If the contracts are combined, we still have to follow the procurement process described in the previous scenario. The possibility remains that, following the procurement process, we may be unable to find a provider who meets our standards. In this case, we would not award the contract to anyone. It is also still possible that we would not receive any bids for the service and be unable to find interested providers.

In both these cases your GP Practice would close in March 2020 and we will support you to find another GP in your local area.

Pros

  • If the procurement was successful you would still continue to receive your GP services from the same building, although the practice staff and doctors may change.
  • A larger service would have the opportunity to recruit a wider mix of staff to cover all the sites. This could include more specialists and improve the range of service available to you from your GP Practice.
  • Small sites which don’t have as many patients are more likely remain open as a part of a larger service, when they might not be large enough to attract providers alone

Cons

  • As part of a larger service, staff may be rotated around a number of sites or shared. This may mean you are less likely to be able to see the same doctor or nurse when you want to.
  • Staff working across a number of sites could impact on service quality, as they are less connected to a single site.  
  • We may be unable to find a suitable provider for the contract. If this happens at the end of the procurement process, we will only have three months in which to support you to find another practice before the service finishes in March 2020.
  • The process could be unsettling for staff, which may lead to them leaving the service. This could have an impact on whether you are able to see the same doctor or nurse.
  • We will need to go through the same process again in five years. This costs the NHS money and resource.

 Do not offer a new contract and support patients to find other local GP practices

 In this scenario, we would not try to find a new provider for any type of contract, and your GP Practice would close in March 2020.

 We would support you to find a new practice in your local area which is suitable for you and meets your needs.

Pros

  • You will have the most possible time to select a different GP who is suitable for you.

Cons

  • You will no longer be able to receive services from your current practice 
  • You may not be able to find another GP practice which meets your needs in the same way that your current practice does.
  • Other practices in the area might suffer from a sudden big increase in size as new patients register. This could make it harder to get an appointment.

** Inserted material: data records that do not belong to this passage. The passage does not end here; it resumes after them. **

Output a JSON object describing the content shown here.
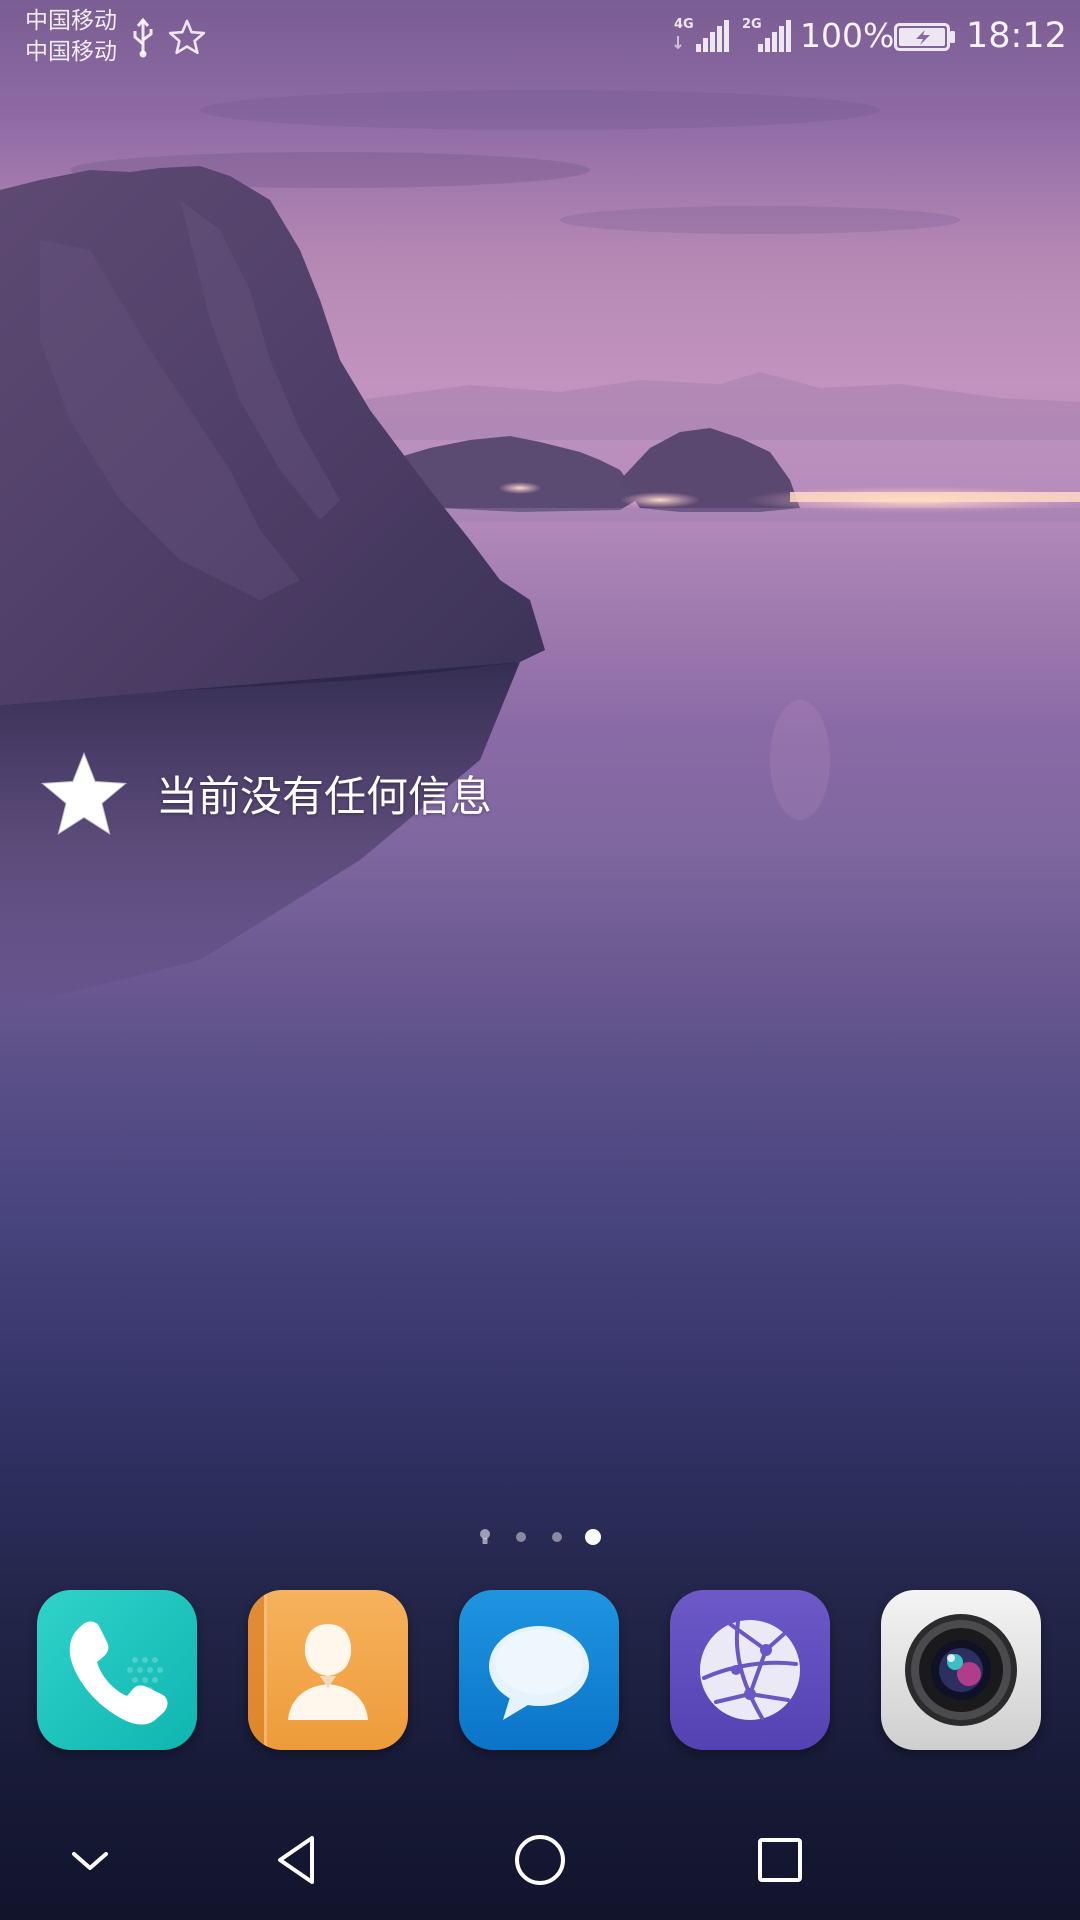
{
  "status_bar": {
    "carrier_1": "中国移动",
    "carrier_2": "中国移动",
    "sim1_network": "4G",
    "sim2_network": "2G",
    "battery_percent": "100%",
    "time": "18:12",
    "icons": [
      "usb-icon",
      "star-outline-icon",
      "signal-4g-icon",
      "signal-2g-icon",
      "battery-charging-icon"
    ]
  },
  "widget": {
    "icon": "star-icon",
    "message": "当前没有任何信息"
  },
  "page_indicator": {
    "page_count": 4,
    "active_page": 4
  },
  "dock": {
    "apps": [
      {
        "name": "phone",
        "icon": "phone-icon",
        "color": "#1cc3bd"
      },
      {
        "name": "contacts",
        "icon": "contacts-icon",
        "color": "#f2a64a"
      },
      {
        "name": "messages",
        "icon": "messages-icon",
        "color": "#1585d6"
      },
      {
        "name": "browser",
        "icon": "browser-icon",
        "color": "#5f4dbf"
      },
      {
        "name": "camera",
        "icon": "camera-icon",
        "color": "#e2e2e2"
      }
    ]
  },
  "nav_bar": {
    "buttons": [
      "hide-nav-icon",
      "back-icon",
      "home-icon",
      "recents-icon"
    ]
  }
}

How do I share my opinion on these scenarios?

We are asking patients in the surgeries with contracts which are coming to an end to fill in our survey, which will help us to understand what matters most to people in the services they receive and what impact changes would have. The survey can be found here – https://www.surveymonkey.co.uk/r/CovGPServices

If you would like to discuss the scenarios in more depth, we will be working with the Patient Participation Group (PPG) at your practice to explore each scenario and what it might mean for you. Please speak to your reception staff to find out more about your local PPG and how you can share your thoughts with them.

How will your feedback impact on our decision?

We want to hear your thoughts on these scenarios, and what is most important to you in the GP Services which you receive.

We will use your feedback, alongside other information available to us, to help us make a stronger, more informed decision of which scenario to go for.

We will let you know our final decision in good time, including how your feedback helped us make the decision, or why we could not go with your preferred scenario.

What will happen if the scenario you want isn’t the one selected?

Your views and input will be considered alongside a number of other factors, such as quality and viability of the service, availability and suitability of providers and finance, as highlighted in this document.

We will explain the rationale for our decision taken and, if there are changes, work with affected patients to mitigate the impact.